Other datasets are used with permission from OpenINTEL.

Packet Clearing House

We use the daily routing snapshots from Packet Clearing House.

This data is licensed under CC BY-NC-SA 3.0. No changes were made to the data.

PeeringDB

We use the fac, ix, ixlan, netfac, and org endpoints of the PeeringDB API.

Use of this data is authorized under their Acceptable Use Policy.

RIPE NCC

We use AS names, Atlas measurement information, and RPKI data from the RIPE NCC and RIPE Atlas.

SimulaMet

We use rDNS data from RIR-data.org, a joint project of SimulaMet and the University of Twente.

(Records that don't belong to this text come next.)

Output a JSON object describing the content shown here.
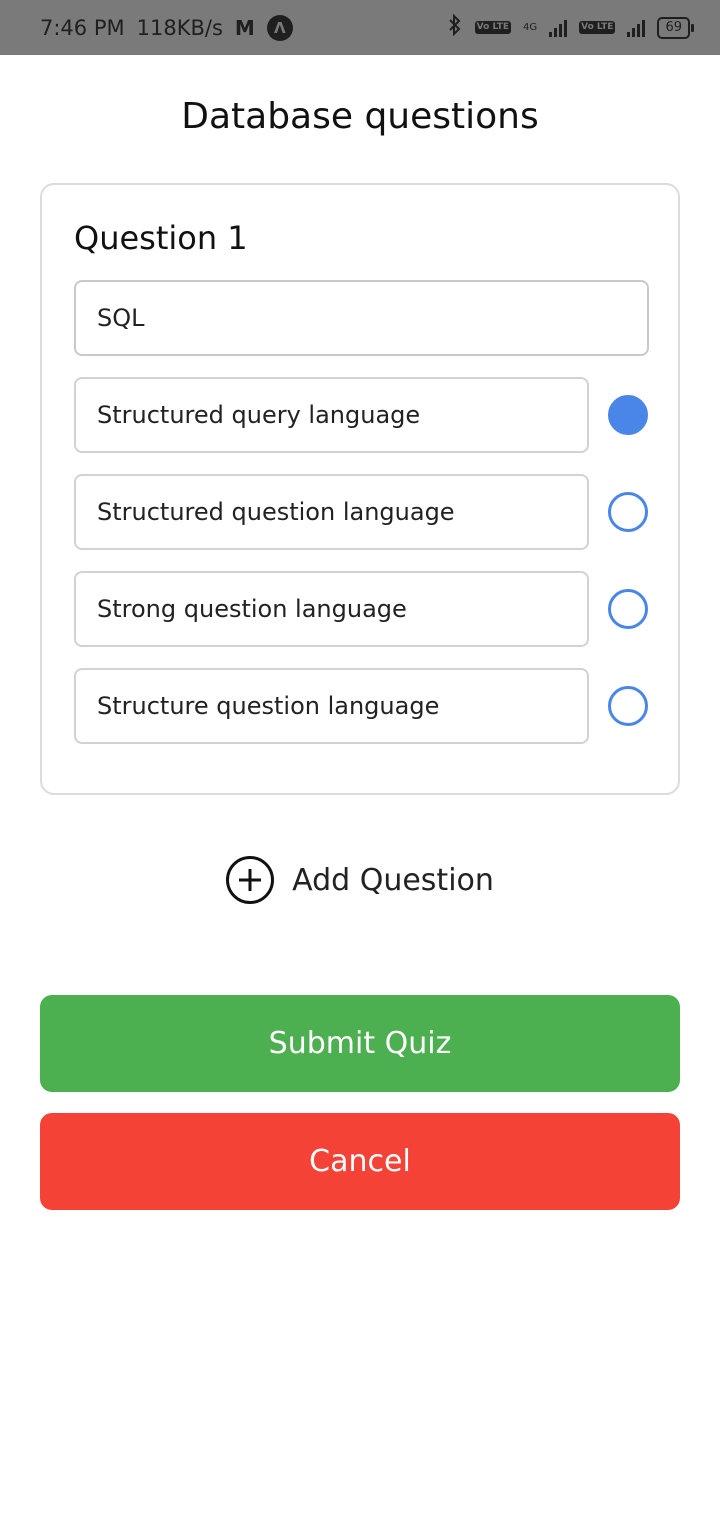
{
  "status_bar": {
    "time": "7:46 PM",
    "speed": "118KB/s",
    "mail_icon": "M",
    "nav_icon": "Λ",
    "volte1": "Vo LTE",
    "network": "4G",
    "volte2": "Vo LTE",
    "battery": "69"
  },
  "page": {
    "title": "Database questions"
  },
  "question": {
    "label": "Question 1",
    "text": "SQL",
    "options": [
      {
        "label": "Structured query language",
        "selected": true
      },
      {
        "label": "Structured question language",
        "selected": false
      },
      {
        "label": "Strong question language",
        "selected": false
      },
      {
        "label": "Structure question language",
        "selected": false
      }
    ]
  },
  "actions": {
    "add_question": "Add Question",
    "submit": "Submit Quiz",
    "cancel": "Cancel"
  },
  "colors": {
    "accent_blue": "#4a86e8",
    "submit_green": "#4caf50",
    "cancel_red": "#f44336"
  }
}
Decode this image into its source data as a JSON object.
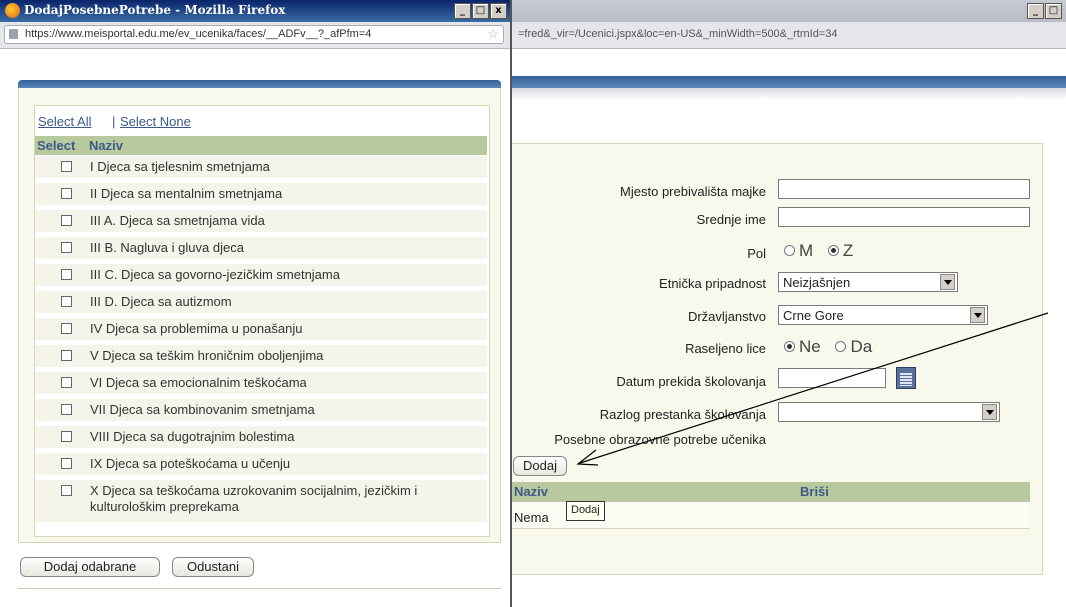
{
  "popup": {
    "title": "DodajPosebnePotrebe - Mozilla Firefox",
    "url": "https://www.meisportal.edu.me/ev_ucenika/faces/__ADFv__?_afPfm=4",
    "window_buttons": [
      "_",
      "□",
      "x"
    ],
    "select_all": "Select All",
    "separator": "|",
    "select_none": "Select None",
    "col_select": "Select",
    "col_naziv": "Naziv",
    "items": [
      "I Djeca sa tjelesnim smetnjama",
      "II Djeca sa mentalnim smetnjama",
      "III A. Djeca sa smetnjama vida",
      "III B. Nagluva i gluva djeca",
      "III C. Djeca sa govorno-jezičkim smetnjama",
      "III D. Djeca sa autizmom",
      "IV Djeca sa problemima u ponašanju",
      "V Djeca sa teškim hroničnim oboljenjima",
      "VI Djeca sa emocionalnim teškoćama",
      "VII Djeca sa kombinovanim smetnjama",
      "VIII Djeca sa dugotrajnim bolestima",
      "IX Djeca sa poteškoćama u učenju",
      "X Djeca sa teškoćama uzrokovanim socijalnim, jezičkim i kulturološkim preprekama"
    ],
    "add_selected_button": "Dodaj odabrane",
    "cancel_button": "Odustani"
  },
  "main": {
    "url": "=fred&_vir=/Ucenici.jspx&loc=en-US&_minWidth=500&_rtrnId=34",
    "window_buttons": [
      "_",
      "□"
    ],
    "labels": {
      "mjesto": "Mjesto prebivališta majke",
      "srednje_ime": "Srednje ime",
      "pol": "Pol",
      "etnicka": "Etnička pripadnost",
      "drzavljanstvo": "Državljanstvo",
      "raseljeno": "Raseljeno lice",
      "datum_prekida": "Datum prekida školovanja",
      "razlog": "Razlog prestanka školovanja",
      "posebne": "Posebne obrazovne potrebe učenika"
    },
    "pol_options": [
      "M",
      "Z"
    ],
    "pol_selected": "Z",
    "etnicka_value": "Neizjašnjen",
    "drzavljanstvo_value": "Crne Gore",
    "raseljeno_options": [
      "Ne",
      "Da"
    ],
    "raseljeno_selected": "Ne",
    "razlog_value": "",
    "add_button": "Dodaj",
    "table_headers": [
      "Naziv",
      "Briši"
    ],
    "table_empty": "Nema",
    "tooltip": "Dodaj"
  },
  "colors": {
    "title_bar": "#0a246a",
    "header_band": "#34639a",
    "table_header": "#b8c9a0",
    "panel": "#f8f8ed",
    "link": "#3b5a88"
  }
}
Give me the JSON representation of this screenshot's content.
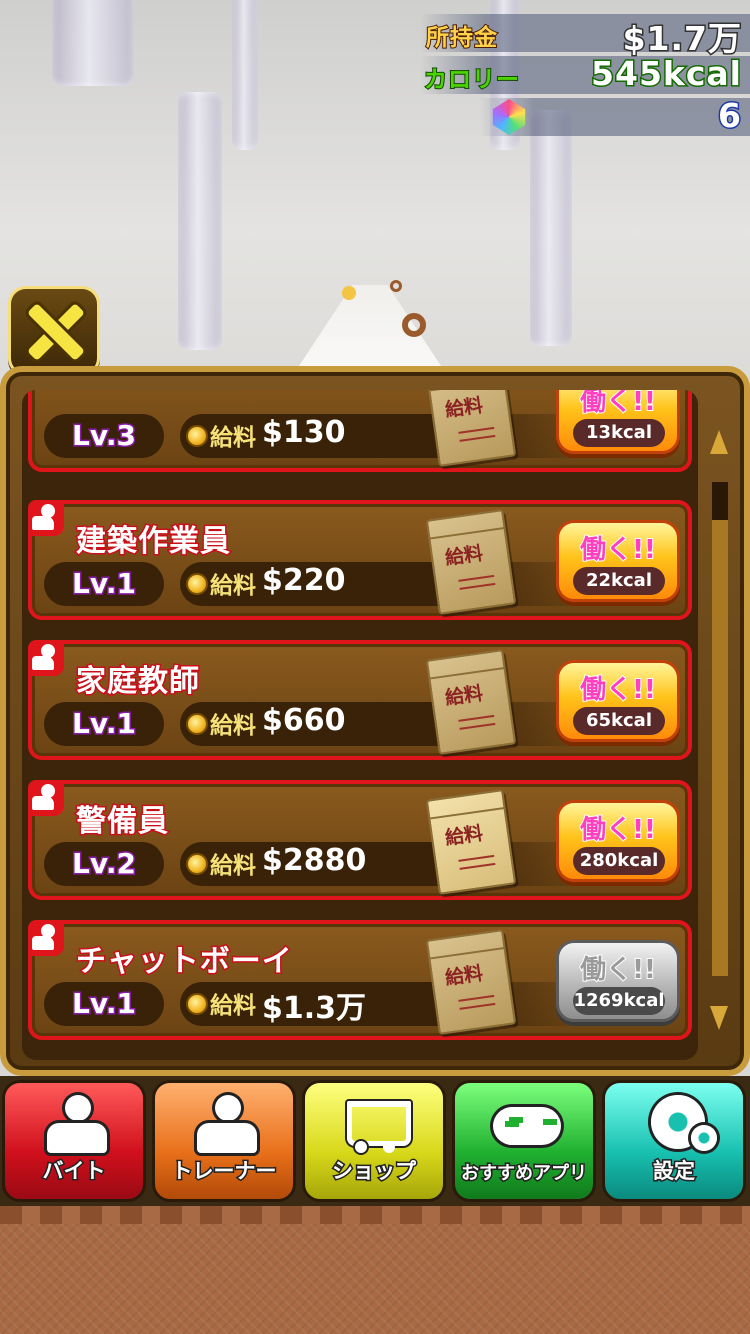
{
  "hud": {
    "money_label": "所持金",
    "money_value": "$1.7万",
    "calorie_label": "カロリー",
    "calorie_value": "545kcal",
    "gem_value": "6"
  },
  "jobs": [
    {
      "name": "",
      "level": "Lv.3",
      "salary_label": "給料",
      "salary": "$130",
      "envelope_text": "給料",
      "work_label": "働く!!",
      "kcal": "13kcal",
      "enabled": true
    },
    {
      "name": "建築作業員",
      "level": "Lv.1",
      "salary_label": "給料",
      "salary": "$220",
      "envelope_text": "給料",
      "work_label": "働く!!",
      "kcal": "22kcal",
      "enabled": true
    },
    {
      "name": "家庭教師",
      "level": "Lv.1",
      "salary_label": "給料",
      "salary": "$660",
      "envelope_text": "給料",
      "work_label": "働く!!",
      "kcal": "65kcal",
      "enabled": true
    },
    {
      "name": "警備員",
      "level": "Lv.2",
      "salary_label": "給料",
      "salary": "$2880",
      "envelope_text": "給料",
      "work_label": "働く!!",
      "kcal": "280kcal",
      "enabled": true
    },
    {
      "name": "チャットボーイ",
      "level": "Lv.1",
      "salary_label": "給料",
      "salary": "$1.3万",
      "envelope_text": "給料",
      "work_label": "働く!!",
      "kcal": "1269kcal",
      "enabled": false
    }
  ],
  "nav": {
    "baito": "バイト",
    "trainer": "トレーナー",
    "shop": "ショップ",
    "apps": "おすすめアプリ",
    "settings": "設定"
  },
  "colors": {
    "job_border": "#e0141b",
    "panel_frame": "#c89c3c",
    "calorie_label": "#4cd400",
    "money_label": "#ffd24a"
  },
  "icons": [
    "close-icon",
    "gem-icon",
    "coin-icon",
    "envelope-icon",
    "job-person-icon",
    "person-icon",
    "muscle-icon",
    "cart-icon",
    "gamepad-icon",
    "gear-icon"
  ]
}
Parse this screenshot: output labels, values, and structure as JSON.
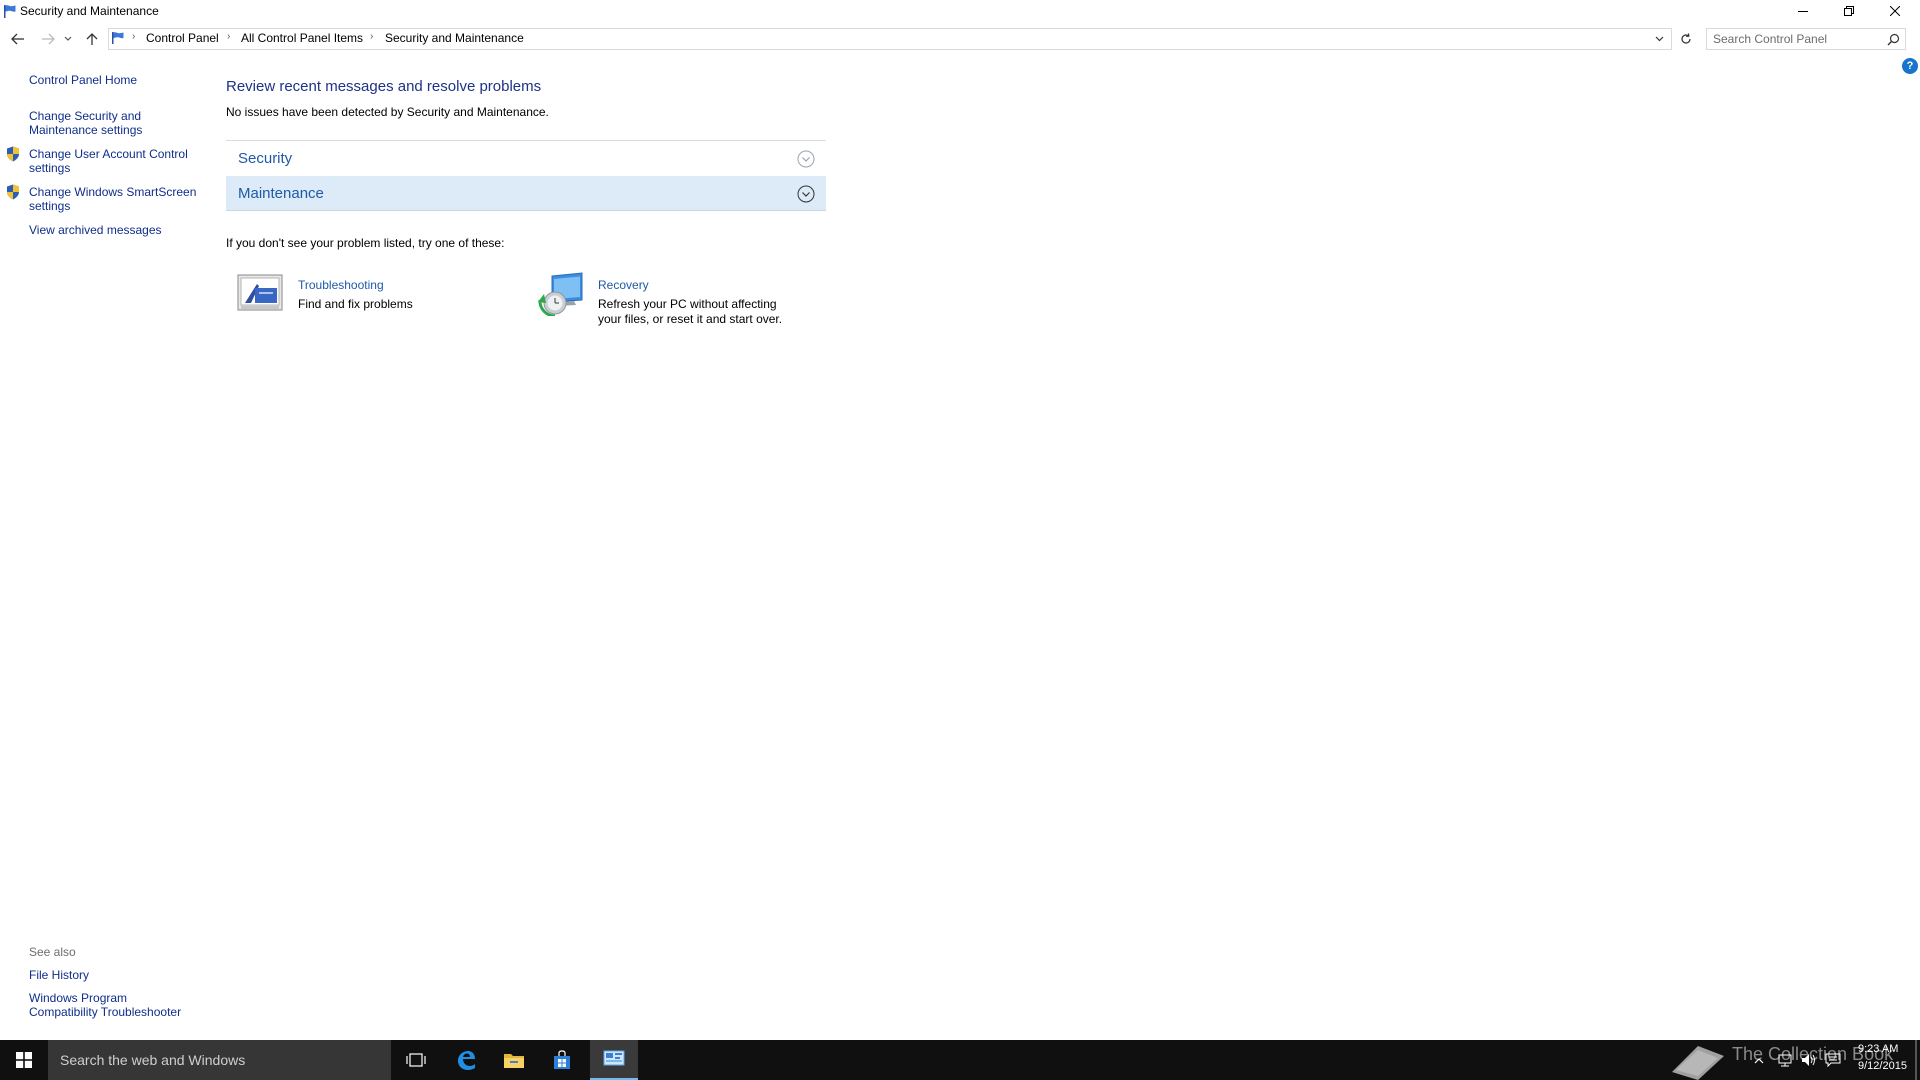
{
  "window": {
    "title": "Security and Maintenance"
  },
  "address": {
    "breadcrumbs": [
      "Control Panel",
      "All Control Panel Items",
      "Security and Maintenance"
    ]
  },
  "search": {
    "placeholder": "Search Control Panel"
  },
  "help": {
    "label": "?"
  },
  "left_pane": {
    "home": "Control Panel Home",
    "links": [
      {
        "line1": "Change Security and",
        "line2": "Maintenance settings",
        "icon": "none"
      },
      {
        "line1": "Change User Account Control",
        "line2": "settings",
        "icon": "shield-icon"
      },
      {
        "line1": "Change Windows SmartScreen",
        "line2": "settings",
        "icon": "shield-icon"
      }
    ],
    "archived": "View archived messages",
    "see_also": {
      "label": "See also",
      "file_history": "File History",
      "compat_line1": "Windows Program",
      "compat_line2": "Compatibility Troubleshooter"
    }
  },
  "main": {
    "heading": "Review recent messages and resolve problems",
    "subtext": "No issues have been detected by Security and Maintenance.",
    "sections": [
      {
        "title": "Security",
        "expanded": false
      },
      {
        "title": "Maintenance",
        "expanded": false,
        "highlighted": true
      }
    ],
    "try_text": "If you don't see your problem listed, try one of these:",
    "tools": [
      {
        "title": "Troubleshooting",
        "desc_line1": "Find and fix problems",
        "desc_line2": "",
        "icon": "troubleshooting-icon"
      },
      {
        "title": "Recovery",
        "desc_line1": "Refresh your PC without affecting",
        "desc_line2": "your files, or reset it and start over.",
        "icon": "recovery-icon"
      }
    ]
  },
  "taskbar": {
    "search_text": "Search the web and Windows",
    "apps": [
      "task-view-icon",
      "edge-icon",
      "file-explorer-icon",
      "store-icon",
      "control-panel-icon"
    ],
    "watermark": "The Collection Book",
    "time": "9:23 AM",
    "date": "9/12/2015"
  },
  "colors": {
    "link": "#0f2e8a",
    "heading": "#1e3287",
    "section_title": "#1e5aa8",
    "section_highlight": "#dcebf7",
    "taskbar": "#101010",
    "taskbar_search": "#363636"
  }
}
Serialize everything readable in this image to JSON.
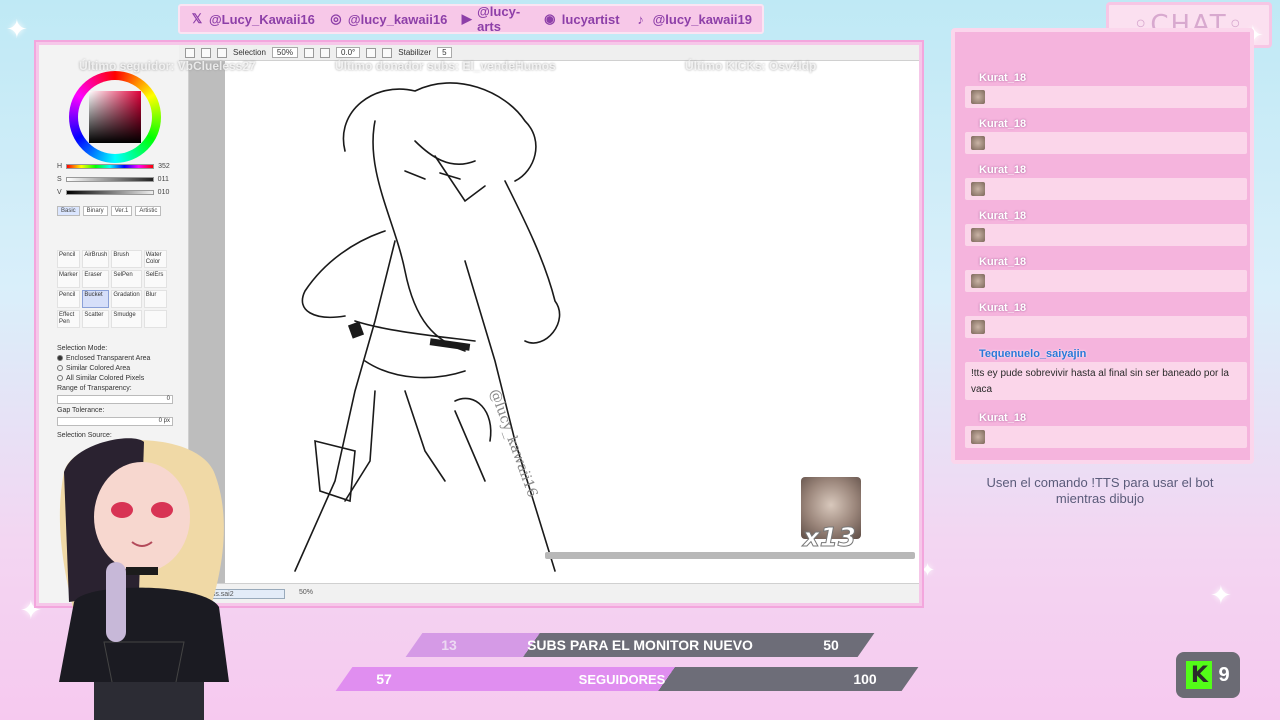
{
  "social": [
    {
      "icon": "x-icon",
      "glyph": "𝕏",
      "handle": "@Lucy_Kawaii16"
    },
    {
      "icon": "instagram-icon",
      "glyph": "◎",
      "handle": "@lucy_kawaii16"
    },
    {
      "icon": "youtube-icon",
      "glyph": "▶",
      "handle": "@lucy-arts"
    },
    {
      "icon": "discord-icon",
      "glyph": "◉",
      "handle": "lucyartist"
    },
    {
      "icon": "tiktok-icon",
      "glyph": "♪",
      "handle": "@lucy_kawaii19"
    }
  ],
  "chat_header": "◦CHAT◦",
  "overlay": {
    "last_follower": "Último seguidor: VbClueless27",
    "last_donor": "Último donador subs: El_vendeHumos",
    "last_kick": "Último KICKs: Osv4ldp"
  },
  "app": {
    "toolbar": {
      "selection_label": "Selection",
      "zoom": "50%",
      "angle": "0.0°",
      "stabilizer_label": "Stabilizer",
      "stabilizer_value": "5"
    },
    "hsv": {
      "h_label": "H",
      "h_value": "352",
      "s_label": "S",
      "s_value": "011",
      "v_label": "V",
      "v_value": "010"
    },
    "tool_tabs": [
      "Basic",
      "Binary",
      "Ver.1",
      "Artistic"
    ],
    "tools": [
      "Pencil",
      "AirBrush",
      "Brush",
      "Water Color",
      "Marker",
      "Eraser",
      "SelPen",
      "SelErs",
      "Pencil",
      "Bucket",
      "Gradation",
      "Blur",
      "Effect Pen",
      "Scatter",
      "Smudge",
      ""
    ],
    "selection_mode_label": "Selection Mode:",
    "selection_modes": [
      "Enclosed Transparent Area",
      "Similar Colored Area",
      "All Similar Colored Pixels"
    ],
    "range_label": "Range of Transparency:",
    "range_value": "0",
    "gap_label": "Gap Tolerance:",
    "gap_value": "0 px",
    "source_label": "Selection Source:",
    "file_tab": "...ss.sai2",
    "status_zoom": "50%"
  },
  "hamster_count": "x13",
  "chat": [
    {
      "user": "Kurat_18",
      "text": "",
      "emote": true
    },
    {
      "user": "Kurat_18",
      "text": "",
      "emote": true
    },
    {
      "user": "Kurat_18",
      "text": "",
      "emote": true
    },
    {
      "user": "Kurat_18",
      "text": "",
      "emote": true
    },
    {
      "user": "Kurat_18",
      "text": "",
      "emote": true
    },
    {
      "user": "Kurat_18",
      "text": "",
      "emote": true
    },
    {
      "user": "Tequenuelo_saiyajin",
      "text": "!tts ey pude sobrevivir hasta al final sin ser baneado por la vaca",
      "emote": false
    },
    {
      "user": "Kurat_18",
      "text": "",
      "emote": true
    }
  ],
  "tts_instructions": "Usen el comando !TTS para usar el bot mientras dibujo",
  "goals": {
    "subs": {
      "current": "13",
      "label": "SUBS PARA EL MONITOR NUEVO",
      "target": "50",
      "progress": 0.26
    },
    "followers": {
      "current": "57",
      "label": "SEGUIDORES",
      "target": "100",
      "progress": 0.57
    }
  },
  "kick": {
    "letter": "K",
    "count": "9"
  }
}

Alfred Arouna, Ioana Livadariu, and Mattijs Jonker. "Lowering the Barriers to Working with Public RIR-Level Data." Proceedings of the 2023 Workshop on Applied Networking Research (ANRW '23).

Stanford

We use the Stanford ASdb dataset provided by the Stanford Empirical Security Research Group.

ASdb: A System for Classifying Owners of Autonomous Systems. Maya Ziv, Liz Izhikevich, Kimberly Ruth, Katherine Izhikevich, and Zakir Durumeric. ACM Internet Measurement Conference (IMC), November 2021.

Tranco

We use the Tranco list provided by the DistriNet Research Unit KU Leuven, TU Delft, and LIG.

The Tranco list combines lists from five providers:

  1. Cisco Umbrella
  2. Majestic (available under a CC BY 3.0 license)
  3. Farsight
  4. Chrome User Experience Report (CrUX) (available under a CC BY-SA 4.0 license)
  5. Cloudflare Radar (available under a CC BY-NC 4.0 license).

Virginia Tech

We use the RoVista dataset provided by the NetSecLab group at Virginia Tech.

RoVista: Measuring and Understanding the Route Origin Validation (ROV) in RPKI. Weitong Li, Zhexiao Lin, Md. Ishtiaq Ashiq, Emile Aben, Romain Fontugne, Amreesh Phokeer, and Taejoong Chung. ACM Internet Measurement Conference (IMC), October 2023.